Изобретение также относится к антителу, содержащему антиген-связывающую область (i) область H-CDR3 содержит аминокислотную последовательность SEQ ID NO:1, область H-CDR2 содержит аминокислотную последовательность SEQ ID NO:2 и область H-CDR1 содержит аминокислотную последовательность SEQ ID NO:3, (ii) область H-CDR3 содержит аминокислотную последовательность SEQ ID NO:4, область H-CDR2 содержит аминокислотную последовательность SEQ ID NO:5 и область H-CDR1 содержит аминокислотную последовательность SEQ ID NO:6.

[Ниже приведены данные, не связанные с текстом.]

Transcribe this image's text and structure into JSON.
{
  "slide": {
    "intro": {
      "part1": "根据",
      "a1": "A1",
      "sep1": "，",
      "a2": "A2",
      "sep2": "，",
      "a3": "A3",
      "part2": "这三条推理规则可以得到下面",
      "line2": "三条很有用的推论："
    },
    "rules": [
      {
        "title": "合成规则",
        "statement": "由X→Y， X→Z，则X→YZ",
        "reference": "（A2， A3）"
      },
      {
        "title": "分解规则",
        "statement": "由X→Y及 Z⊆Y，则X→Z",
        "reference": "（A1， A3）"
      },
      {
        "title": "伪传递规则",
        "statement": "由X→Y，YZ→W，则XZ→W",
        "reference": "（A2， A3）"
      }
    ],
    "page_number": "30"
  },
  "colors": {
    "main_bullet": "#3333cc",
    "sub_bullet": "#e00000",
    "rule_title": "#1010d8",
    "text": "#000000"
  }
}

В одном из вариантов осуществления также представлено антитело, содержащее антиген-связывающую область, выбранную из группы, состоящей из (i) области L-CDR3 с аминокислотной последовательностью SEQ ID NO:7, области L-CDR1 с аминокислотной последовательностью SEQ ID NO:13 и области L-CDR2 с аминокислотной последовательностью SEQ ID NO:14, (ii) области L-CDR3 с аминокислотной последовательностью SEQ ID NO:8, области L-CDR1 с аминокислотной последовательностью SEQ ID NO:15 и области L-CDR2 с аминокислотной последовательностью SEQ ID NO:16, (iii) области L-CDR3 с аминокислотной последовательностью SEQ ID NO:9, области L-CDR1 с аминокислотной последовательностью SEQ ID NO:13 и области L-CDR2 с аминокислотной последовательностью SEQ ID NO:14, (iv) области L-CDR3 с аминокислотной последовательностью SEQ ID NO:10, области L-CDR1 с аминокислотной последовательностью SEQ ID NO:13 и области L-CDR2 с аминокислотной последовательностью SEQ ID NO:14, (v) области L-CDR3 с аминокислотной последовательностью SEQ ID NO:11, области L-CDR1 с аминокислотной последовательностью SEQ ID NO:13 и области L-CDR2 с аминокислотной последовательностью SEQ ID NO:14 или (vi) области L-CDR3 с аминокислотной последовательностью SEQ ID NO:12, области L-CDR1 с аминокислотной последовательностью SEQ ID NO:13 и области L-CDR2 с аминокислотной последовательностью SEQ ID NO:14.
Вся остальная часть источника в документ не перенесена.